Data we are trying to protect and their sensitivity:
- Application code: Confidentiality and integrity of application source code and compiled binaries. Sensitivity: High (Confidential, Integrity).
- Application data: Data processed and stored by applications running on GraalVM. Sensitivity: Varies depending on the application (Confidential, Integrity, Availability).
- Build artifacts: Integrity of build artifacts to prevent supply chain attacks. Sensitivity: High (Integrity).
- GraalVM runtime environment: Integrity and availability of the GraalVM runtime itself. Sensitivity: High (Integrity, Availability).
Questions:
- What are the specific security compliance requirements for applications built on GraalVM (e.g., PCI DSS, HIPAA, GDPR)?
- What is the target deployment environment for GraalVM applications (cloud, on-premise, embedded)?
- What is the expected level of security expertise of developers using GraalVM?
- Are there specific performance-critical applications that are the primary focus for GraalVM adoption?
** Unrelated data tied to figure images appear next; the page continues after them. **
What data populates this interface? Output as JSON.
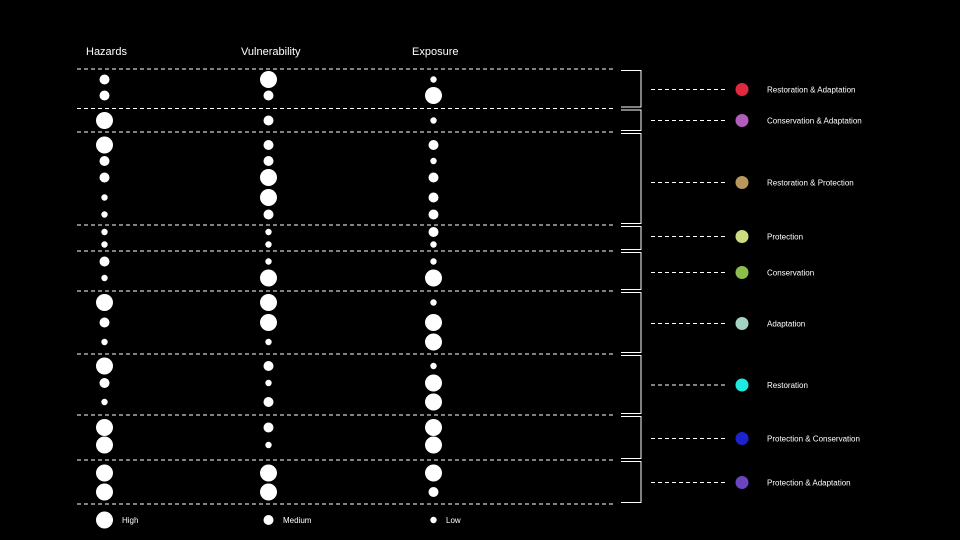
{
  "headers": {
    "hazards": "Hazards",
    "vulnerability": "Vulnerability",
    "exposure": "Exposure"
  },
  "levels": {
    "high": "High",
    "medium": "Medium",
    "low": "Low"
  },
  "groups": [
    {
      "category": "Restoration & Adaptation",
      "color": "#e0283f",
      "rows": [
        {
          "hazards": "medium",
          "vulnerability": "high",
          "exposure": "low"
        },
        {
          "hazards": "medium",
          "vulnerability": "medium",
          "exposure": "high"
        }
      ]
    },
    {
      "category": "Conservation & Adaptation",
      "color": "#b25dbb",
      "rows": [
        {
          "hazards": "high",
          "vulnerability": "medium",
          "exposure": "low"
        }
      ]
    },
    {
      "category": "Restoration & Protection",
      "color": "#b8985a",
      "rows": [
        {
          "hazards": "high",
          "vulnerability": "medium",
          "exposure": "medium"
        },
        {
          "hazards": "medium",
          "vulnerability": "medium",
          "exposure": "low"
        },
        {
          "hazards": "medium",
          "vulnerability": "high",
          "exposure": "medium"
        },
        {
          "hazards": "low",
          "vulnerability": "high",
          "exposure": "medium"
        },
        {
          "hazards": "low",
          "vulnerability": "medium",
          "exposure": "medium"
        }
      ]
    },
    {
      "category": "Protection",
      "color": "#cddc7e",
      "rows": [
        {
          "hazards": "low",
          "vulnerability": "low",
          "exposure": "medium"
        },
        {
          "hazards": "low",
          "vulnerability": "low",
          "exposure": "low"
        }
      ]
    },
    {
      "category": "Conservation",
      "color": "#8bbe4a",
      "rows": [
        {
          "hazards": "medium",
          "vulnerability": "low",
          "exposure": "low"
        },
        {
          "hazards": "low",
          "vulnerability": "high",
          "exposure": "high"
        }
      ]
    },
    {
      "category": "Adaptation",
      "color": "#a4d2c4",
      "rows": [
        {
          "hazards": "high",
          "vulnerability": "high",
          "exposure": "low"
        },
        {
          "hazards": "medium",
          "vulnerability": "high",
          "exposure": "high"
        },
        {
          "hazards": "low",
          "vulnerability": "low",
          "exposure": "high"
        }
      ]
    },
    {
      "category": "Restoration",
      "color": "#1ee8e0",
      "rows": [
        {
          "hazards": "high",
          "vulnerability": "medium",
          "exposure": "low"
        },
        {
          "hazards": "medium",
          "vulnerability": "low",
          "exposure": "high"
        },
        {
          "hazards": "low",
          "vulnerability": "medium",
          "exposure": "high"
        }
      ]
    },
    {
      "category": "Protection & Conservation",
      "color": "#1b22cf",
      "rows": [
        {
          "hazards": "high",
          "vulnerability": "medium",
          "exposure": "high"
        },
        {
          "hazards": "high",
          "vulnerability": "low",
          "exposure": "high"
        }
      ]
    },
    {
      "category": "Protection & Adaptation",
      "color": "#6a45bf",
      "rows": [
        {
          "hazards": "high",
          "vulnerability": "high",
          "exposure": "high"
        },
        {
          "hazards": "high",
          "vulnerability": "high",
          "exposure": "medium"
        }
      ]
    }
  ]
}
- What is the process for reporting and addressing security vulnerabilities in GraalVM?
Assumptions:
- BUSINESS POSTURE: Performance and polyglotism are key business drivers for GraalVM adoption. Security is a critical but secondary consideration compared to functionality and performance for initial adoption, but will become increasingly important as adoption grows.
- SECURITY POSTURE: The GraalVM project follows standard open-source security practices, but there is room for improvement in automated security checks and formal vulnerability management processes. Security is primarily focused on the GraalVM runtime environment itself, with application security being the responsibility of developers.
- DESIGN: The design assumes a typical server-side application deployment scenario in a cloud environment. The build process utilizes standard CI/CD practices and tools like GitHub Actions. The C4 model provides a high-level architectural overview and can be further detailed as needed.